Brattleboro’s Vacant Property Ordinance Sent Back for Revisions
One Community Update
December 4, 2024
Source: Brattleboro Reformer
A vacant building ordinance will be revised again before adoption.
Susan Bellville, local property manager, told the Select Board the ordinance would be punitive in situations where homes are difficult to sell due to various legal issues or vacant after an owner dies and the heirs are figuring out what to do with the estate. She suggested having an exemption to allow owners to notify the town and put forward a plan to address such scenarios.
“You don’t want to see properties improperly punished,” former board member Dick DeGray said in support of holding off on adoption.
He wondered if Lester Dunklee’s former machine shop might be subject to the ordinance since Dunklee retired.
Board members decided to wait a month to revisit the ordinance with edits from town staff rather than make an amendment during the second reading Tuesday when the ordinance could have been finalized.
“I would personally like to see this given some more time and thought,” Board Chairman Daniel Quipp said. “I know a great deal of time and thought has already gone into it.”

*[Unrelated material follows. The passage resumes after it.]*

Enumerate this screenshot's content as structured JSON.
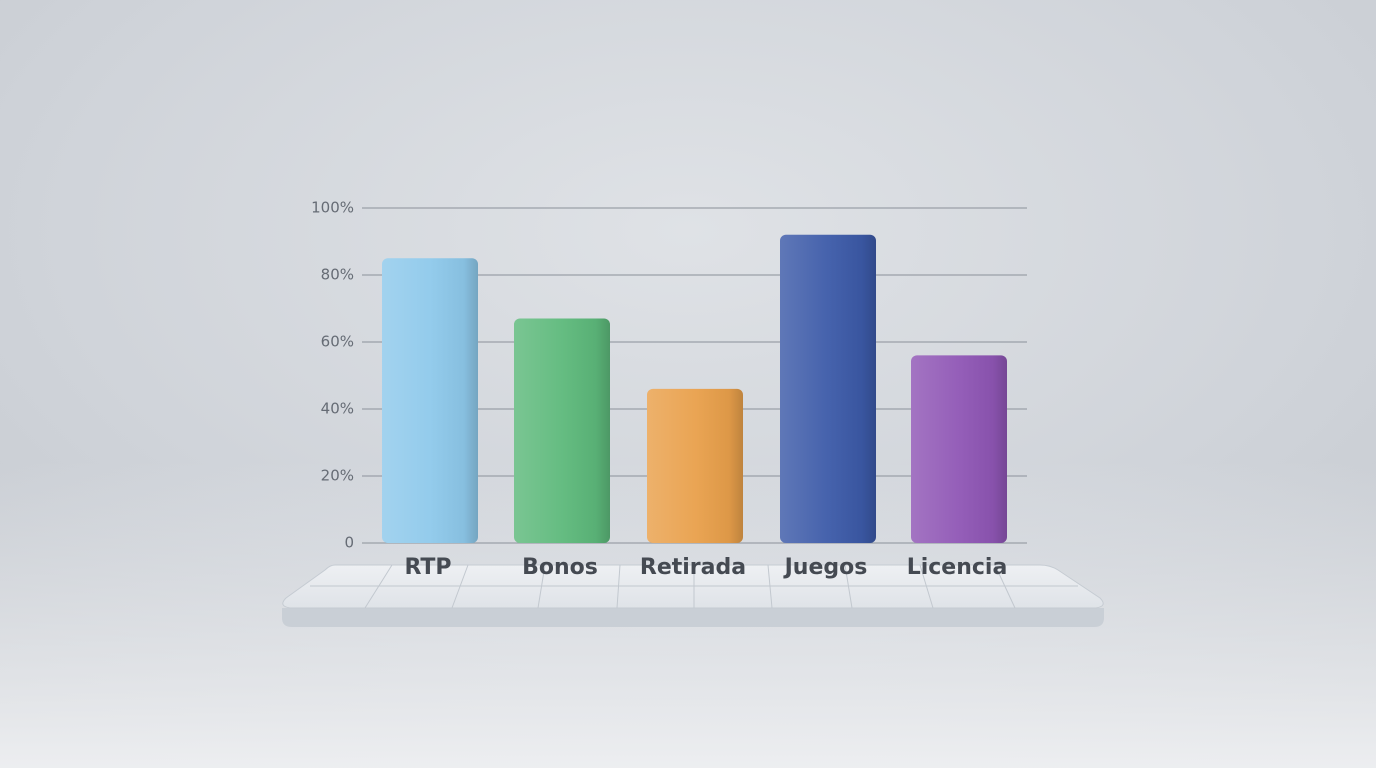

A first reading of the ordinance was held in May. Last month, the former Sportmen’s Lounge on Canal Street was destroyed in a fire and the former Friendly’s on Putney Road was demolished. Both buildings would have been classified as vacant under the ordinance.

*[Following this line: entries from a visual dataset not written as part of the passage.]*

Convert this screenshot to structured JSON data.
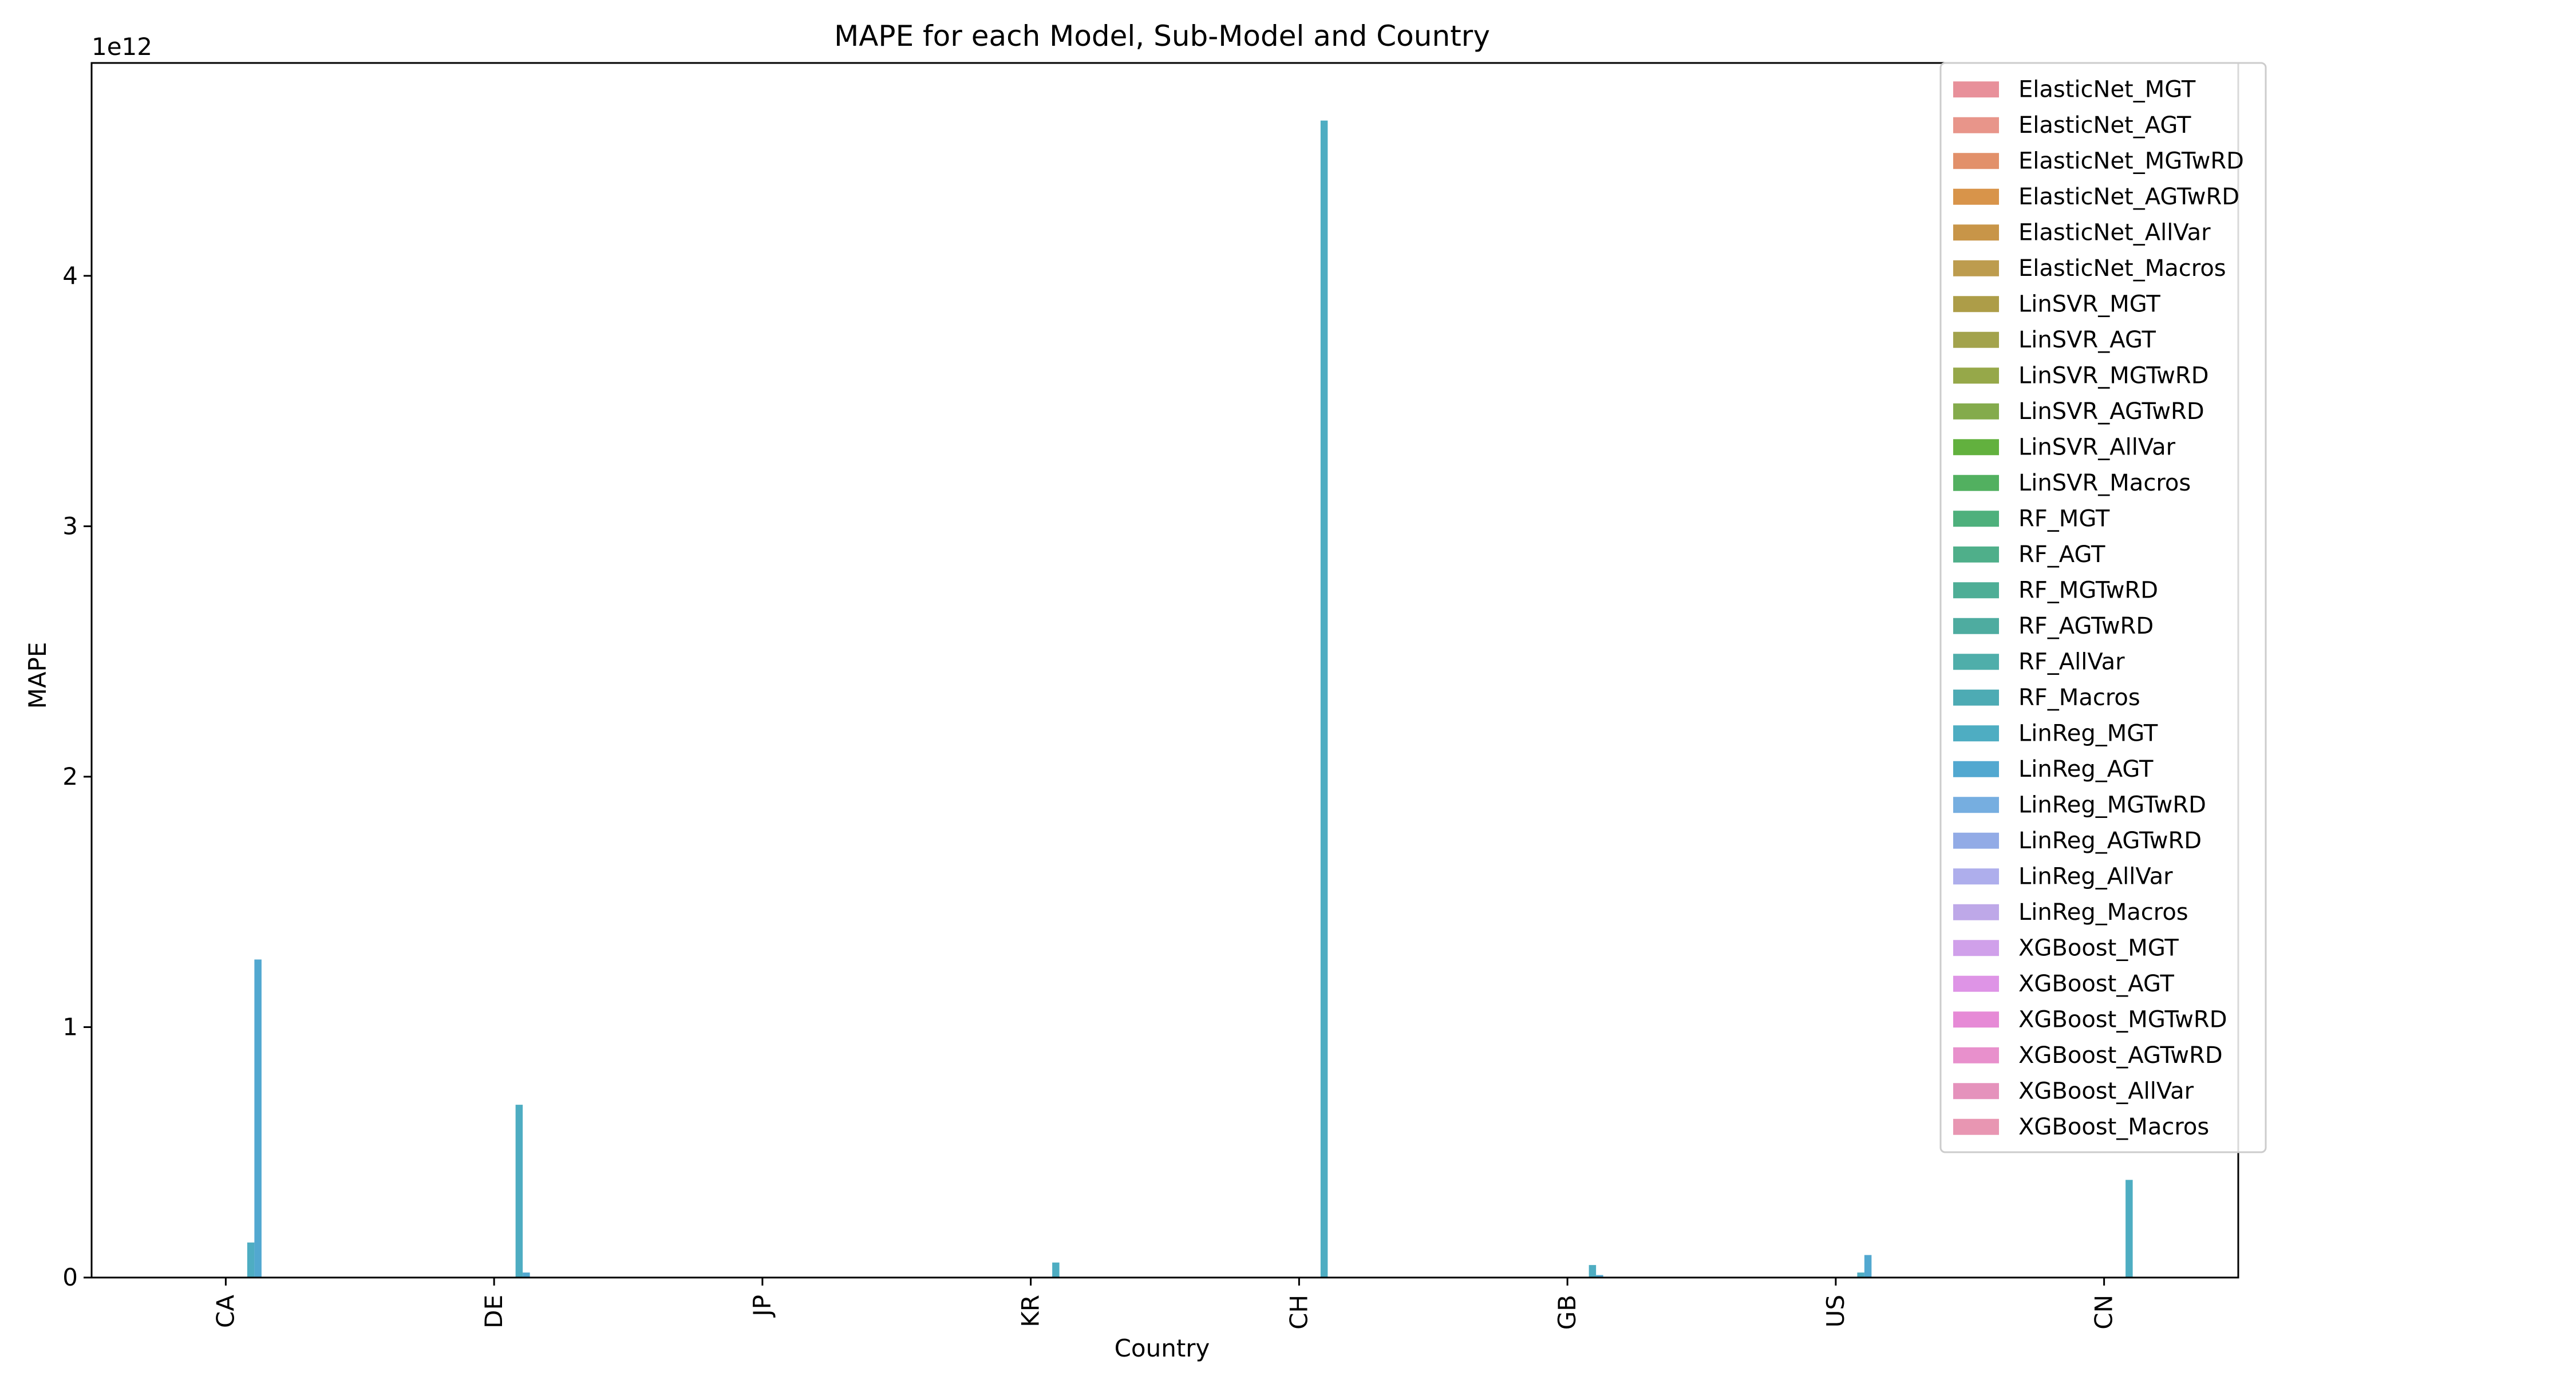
{
  "chart_data": {
    "type": "bar",
    "title": "MAPE for each Model, Sub-Model and Country",
    "xlabel": "Country",
    "ylabel": "MAPE",
    "y_offset_label": "1e12",
    "y_unit_scale": 1000000000000.0,
    "ylim": [
      0,
      4.85
    ],
    "yticks": [
      0,
      1,
      2,
      3,
      4
    ],
    "ytick_labels": [
      "0",
      "1",
      "2",
      "3",
      "4"
    ],
    "grid": false,
    "legend_position": "top-right",
    "categories": [
      "CA",
      "DE",
      "JP",
      "KR",
      "CH",
      "GB",
      "US",
      "CN"
    ],
    "series": [
      {
        "name": "ElasticNet_MGT",
        "color": "#e8909a",
        "values": [
          0,
          0,
          0,
          0,
          0,
          0,
          0,
          0
        ]
      },
      {
        "name": "ElasticNet_AGT",
        "color": "#e8958a",
        "values": [
          0,
          0,
          0,
          0,
          0,
          0,
          0,
          0
        ]
      },
      {
        "name": "ElasticNet_MGTwRD",
        "color": "#e2906a",
        "values": [
          0,
          0,
          0,
          0,
          0,
          0,
          0,
          0
        ]
      },
      {
        "name": "ElasticNet_AGTwRD",
        "color": "#d8944a",
        "values": [
          0,
          0,
          0,
          0,
          0,
          0,
          0,
          0
        ]
      },
      {
        "name": "ElasticNet_AllVar",
        "color": "#c89548",
        "values": [
          0,
          0,
          0,
          0,
          0,
          0,
          0,
          0
        ]
      },
      {
        "name": "ElasticNet_Macros",
        "color": "#bd9c4e",
        "values": [
          0,
          0,
          0,
          0,
          0,
          0,
          0,
          0
        ]
      },
      {
        "name": "LinSVR_MGT",
        "color": "#ad9d48",
        "values": [
          0,
          0,
          0,
          0,
          0,
          0,
          0,
          0
        ]
      },
      {
        "name": "LinSVR_AGT",
        "color": "#a3a34c",
        "values": [
          0,
          0,
          0,
          0,
          0,
          0,
          0,
          0
        ]
      },
      {
        "name": "LinSVR_MGTwRD",
        "color": "#96a849",
        "values": [
          0,
          0,
          0,
          0,
          0,
          0,
          0,
          0
        ]
      },
      {
        "name": "LinSVR_AGTwRD",
        "color": "#84ab4c",
        "values": [
          0,
          0,
          0,
          0,
          0,
          0,
          0,
          0
        ]
      },
      {
        "name": "LinSVR_AllVar",
        "color": "#62b13e",
        "values": [
          0,
          0,
          0,
          0,
          0,
          0,
          0,
          0
        ]
      },
      {
        "name": "LinSVR_Macros",
        "color": "#52b060",
        "values": [
          0,
          0,
          0,
          0,
          0,
          0,
          0,
          0
        ]
      },
      {
        "name": "RF_MGT",
        "color": "#4eb07c",
        "values": [
          0,
          0,
          0,
          0,
          0,
          0,
          0,
          0
        ]
      },
      {
        "name": "RF_AGT",
        "color": "#4faf8a",
        "values": [
          0,
          0,
          0,
          0,
          0,
          0,
          0,
          0
        ]
      },
      {
        "name": "RF_MGTwRD",
        "color": "#4eae96",
        "values": [
          0,
          0,
          0,
          0,
          0,
          0,
          0,
          0
        ]
      },
      {
        "name": "RF_AGTwRD",
        "color": "#4eaca0",
        "values": [
          0,
          0,
          0,
          0,
          0,
          0,
          0,
          0
        ]
      },
      {
        "name": "RF_AllVar",
        "color": "#4faeaa",
        "values": [
          0,
          0,
          0,
          0,
          0,
          0,
          0,
          0
        ]
      },
      {
        "name": "RF_Macros",
        "color": "#4dabb4",
        "values": [
          0,
          0,
          0,
          0,
          0,
          0,
          0,
          0
        ]
      },
      {
        "name": "LinReg_MGT",
        "color": "#4eadc2",
        "values": [
          0.14,
          0.69,
          0,
          0.06,
          4.62,
          0.05,
          0.02,
          0.39
        ]
      },
      {
        "name": "LinReg_AGT",
        "color": "#52a8d0",
        "values": [
          1.27,
          0.02,
          0,
          0,
          0,
          0.01,
          0.09,
          0
        ]
      },
      {
        "name": "LinReg_MGTwRD",
        "color": "#76aee0",
        "values": [
          0,
          0,
          0,
          0,
          0,
          0,
          0,
          0
        ]
      },
      {
        "name": "LinReg_AGTwRD",
        "color": "#92abe6",
        "values": [
          0,
          0,
          0,
          0,
          0,
          0,
          0,
          0
        ]
      },
      {
        "name": "LinReg_AllVar",
        "color": "#aeaeec",
        "values": [
          0,
          0,
          0,
          0,
          0,
          0,
          0,
          0
        ]
      },
      {
        "name": "LinReg_Macros",
        "color": "#bea8e8",
        "values": [
          0,
          0,
          0,
          0,
          0,
          0,
          0,
          0
        ]
      },
      {
        "name": "XGBoost_MGT",
        "color": "#d0a0ea",
        "values": [
          0,
          0,
          0,
          0,
          0,
          0,
          0,
          0
        ]
      },
      {
        "name": "XGBoost_AGT",
        "color": "#de94e6",
        "values": [
          0,
          0,
          0,
          0,
          0,
          0,
          0,
          0
        ]
      },
      {
        "name": "XGBoost_MGTwRD",
        "color": "#e68ad6",
        "values": [
          0,
          0,
          0,
          0,
          0,
          0,
          0,
          0
        ]
      },
      {
        "name": "XGBoost_AGTwRD",
        "color": "#e890cc",
        "values": [
          0,
          0,
          0,
          0,
          0,
          0,
          0,
          0
        ]
      },
      {
        "name": "XGBoost_AllVar",
        "color": "#e592bc",
        "values": [
          0,
          0,
          0,
          0,
          0,
          0,
          0,
          0
        ]
      },
      {
        "name": "XGBoost_Macros",
        "color": "#e896b2",
        "values": [
          0,
          0,
          0,
          0,
          0,
          0,
          0,
          0
        ]
      }
    ]
  }
}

Some changes to the proposed ordinance were made based on input from the board and public at the first reading.
“So first we did some work on what a definition of a vacant building actually is,” said Steve Hayes, town planning technician. “There had been some feedback at the previous meeting with concern about what constitutes vacancy and whether there might be some potential loopholes where very sporadic occupancy could be used to avoid having to actually register as a vacant building.”
Hayes said the ordinance now defines a “vacant building” as any structure not continuously occupied by an “authorized person” for a permitted land use — except for specific exemptions such as a summer home, warehouse or utility facility — for a period of 180 days or more. The definition of “authorized person” is anyone with “the legal right to occupy the premises for a period of at least 30 days, such as a property owner, a legal tenant or a designated agent and/or property manager for the owner,” and “authorized use” would include “a duly permitted land use approved by all applicable agencies, state, local or federal.”
Town staff are suggesting a flat registration fee of $1,000 for the year with no distinction between residential and commercial use, size or number of units. That fee would double for each year a property needs to be registered until it hits $10,000 then it would increase annually by $5,000.
Hayes said the proposed fees are comparable to Barre City’s, which is $500 every six months, and “a bit higher” than Rutland’s, which is $100 a year.
“We also require that if a owner of a vacant property is not able to actually respond to requests from the town that they be designating someone in the area who can do that within 24 hours,” he said. “And we’ve deliberately set the multiple unit vacancy rate at 75 percent so that very small duplexes, three-unit type residential dwellings, would not be actually applicable to this until they’re completely empty, because we didn’t want to be overly punitive to that sort of small type of housing, and that also on the other side is avoiding being overly punitive to larger residential or commercial type properties where there are a low number of vacancies that are just the result of normal economics.”
Board member Richard Davis called the fees “too low,” given that the buildings could present “a life or death issue.”
“It’s a miracle that nobody died in the Sportsmen’s fire,” he said. “I don’t know if McNeill’s were to qualify as an abandoned building but we had a death there.”
Ray McNeill, owner of McNeill’s Brewery, died in the 2022 fire. He had been living in an apartment in the building, which the town had deemed structurally unsound.
Civil penalties of $800 per day can be incurred for violations including not paying the fees and not keeping the structure secure. However, the matter would then be handled by civil court. And if tickets continued to accumulate without any action, the town could ask the court for permission to demolish the building.
Planning Director Sue Fillion estimated the town has about five buildings that would qualify as vacant under the ordinance. She said she wasn’t involved in the enforcement on the Sportsmen’s Lounge, however, “we were putting a lot of pressure on the property owner to board it up, keep it boarded up, all those things.”
With the former Friendly’s, Fillion said, “We had no teeth. All we could do is say, ‘Hey, when are you going to tear that down?'”
Fillion said the former Home Depot wouldn’t qualify since the plaza has 10 units and only about four are vacant.